Mark Richardson, an advisor for Bancor, had the following to say regarding this potential decision:
In short, it is in Bancor’s interests to have a fairly deep source of liquidity for tokens that the community truly believes in. We have found that annexing liquidity on up-and-coming tokens can be of critical importance. If the deepest source of BOND liquidity is on our DEX, then we can drive the majority of volume through our platform, which elevates the profile of Bancor to new communities, and helps to establish a new user base.
Excellent case studies are WOO and wNXM. In the latter case, controlling a commanding share of the market for a particular token has proven valuable in setting a pool fee that makes liquidity provision highly lucrative; traders really don’t seem too affected by pool fees of 0.5-1% if the slippage compensates for the commission. In such a situation, deep pools become highly performant for both makers and takers, thus satisfying the needs of both halves of the shared platform business model.
Moreover, TVL is a metric that shouldn’t be taken lightly. The more capital that exists on the Bancor platform, the more attention it receives. Of course, TVL is secondary to volume and turnover numbers in terms of the true performance of the protocol; however, TVL does speak to engagement and general health.

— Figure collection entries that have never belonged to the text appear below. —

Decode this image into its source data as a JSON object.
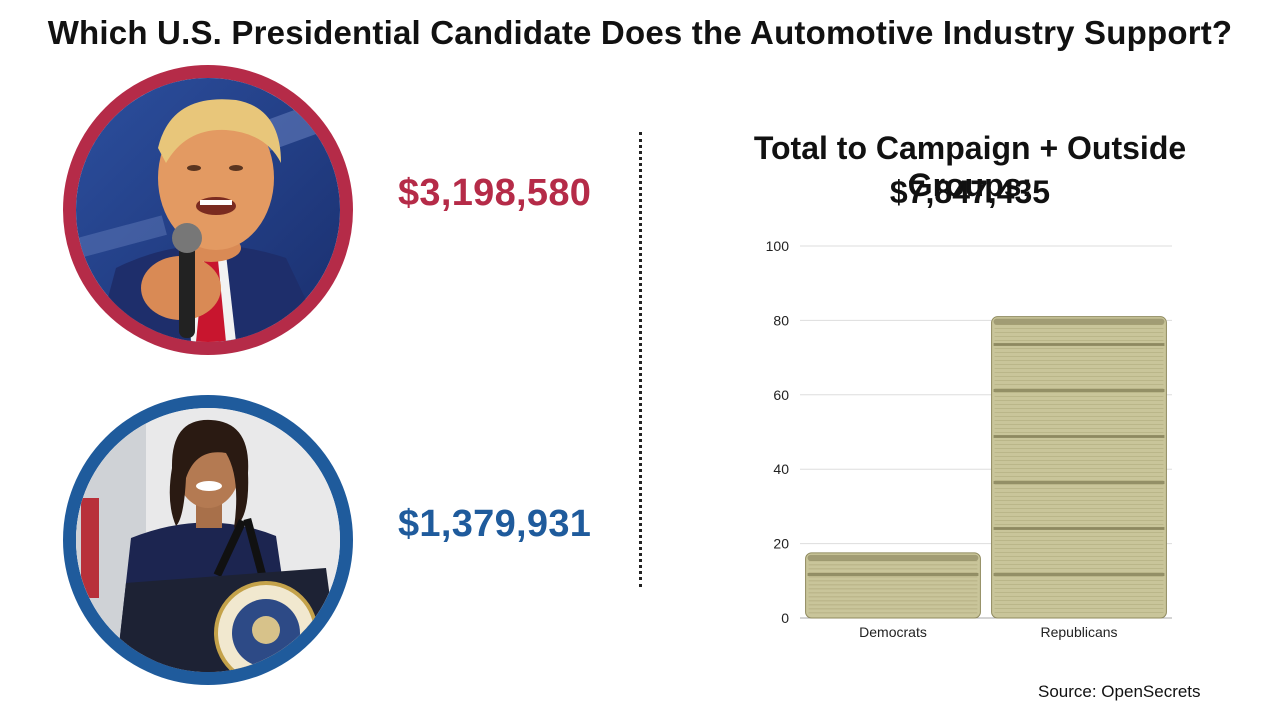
{
  "title": "Which U.S. Presidential Candidate Does the Automotive Industry Support?",
  "candidates": {
    "republican": {
      "amount": "$3,198,580",
      "color": "#b52b48"
    },
    "democrat": {
      "amount": "$1,379,931",
      "color": "#1f5b9c"
    }
  },
  "total": {
    "label": "Total to Campaign + Outside Groups:",
    "amount": "$7,847,435"
  },
  "chart_data": {
    "type": "bar",
    "categories": [
      "Democrats",
      "Republicans"
    ],
    "values": [
      17.5,
      81
    ],
    "ylim": [
      0,
      100
    ],
    "yticks": [
      0,
      20,
      40,
      60,
      80,
      100
    ],
    "title": "",
    "xlabel": "",
    "ylabel": "",
    "grid": true,
    "bar_style": "stacks-of-cash",
    "bar_color": "#c9c59a"
  },
  "source": "Source: OpenSecrets"
}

Speaking only from my own impressions, and not necessarily on behalf of the DAO or passive community members - I have seen this proposal received with enthusiasm on Twitter, and within our telegram channels. I was heavily involved with garnering support for the BOND whitelist status and preparing the community for its decision. I felt then, as I do now, that there is a lot of potential collaboration between our projects. As the Barnbridge platform matures, I expect products such as the jTokens to find a warm welcome inside the Bancor community.